Books like Mr Grow It suggest temps of 75f to 85f during weeks 1-3 of flower then 65f -80f during weeks 4+. Should temps not be kept at 60-65f during the whole flower cycle? If terps evaporate during the dry/cure with higher temps then surely they can do the same while growing. Logically temps should be 60-65f during all of the flower cycle right?

Thanks DGC


4 responses to “Terps evaporating during grow”

  1. J Mystro Avatar

    Low temps would be ideal if we were just growing trichomes, but we’re growing plants with trichomes. Plants need ideal temps for ideal growth. Plants don’t like it cold. Terps are always going to volatize. It’s what you smell every time you go in a grow room or drying room.

  2. Evil Coach Steve Avatar

    If you’re gonna grow a plant, learn how plants grow.

  3. PacNW Dan Avatar

    I’m skeptical of the “terps evaporating” mantra. You NEED the heat just to grow the plant. No sense worrying about 1% of your terps offgassing at 80F and solving it by cutting off 40% of your plant growth and yield by running the grow too cool. Better to run your plants in their intended range (generally 75-83ish) and evaporate 1% of your terps as you’ll still be way better off in the end.

  4. Soup Avatar

    During the grow your plant is constantly producing new terps, so any lost to evaporation can be replaced. Once the plant has been harvested its metabolism slows to a halt, so dropping temps to help preserve terps becomes a lot more important.

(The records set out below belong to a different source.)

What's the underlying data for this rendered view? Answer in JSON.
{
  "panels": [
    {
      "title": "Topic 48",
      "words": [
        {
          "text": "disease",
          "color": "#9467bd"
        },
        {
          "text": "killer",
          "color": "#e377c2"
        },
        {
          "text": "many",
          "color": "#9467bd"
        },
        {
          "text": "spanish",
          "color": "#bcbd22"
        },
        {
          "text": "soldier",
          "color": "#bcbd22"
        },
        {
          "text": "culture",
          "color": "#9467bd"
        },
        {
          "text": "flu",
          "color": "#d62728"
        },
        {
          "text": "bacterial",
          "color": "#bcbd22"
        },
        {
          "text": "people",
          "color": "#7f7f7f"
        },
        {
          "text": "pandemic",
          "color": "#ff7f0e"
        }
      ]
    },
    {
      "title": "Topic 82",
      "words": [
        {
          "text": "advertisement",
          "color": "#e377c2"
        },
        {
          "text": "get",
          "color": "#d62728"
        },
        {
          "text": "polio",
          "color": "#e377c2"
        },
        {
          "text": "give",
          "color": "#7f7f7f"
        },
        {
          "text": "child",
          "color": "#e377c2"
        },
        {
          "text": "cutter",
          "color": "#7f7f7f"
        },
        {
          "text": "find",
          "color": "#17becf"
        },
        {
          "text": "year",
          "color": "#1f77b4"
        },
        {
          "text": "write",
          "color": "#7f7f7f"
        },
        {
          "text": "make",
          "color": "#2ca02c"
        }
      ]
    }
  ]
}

    Running 60-65 degrees during the whole grow will slow plants down and negatively effect yield. This is especially true in early to mid flower when the plant is still stretching and stacking bud sites. Theres also not really much “terps” to worry about in early flower anyway, so you’re better off focusing on plant health and yield for the first month of bloom.

    Once you reach the second month of flower your plants are more focused on growing trichs than biomass, so dropping the temps makes a lot more sense. Reducing temps in late flower can bring out color and possibly some flavor, but it can also still hurt yield if you take it too far.

    All of this stuff regarding temps is also very “strain dependent”. Some genetics benefit more than others and some plants can lose a lot of yield if you drop temps too much or too early. It usually takes some practice and experience with your specific strain to really dial it in and get the best results.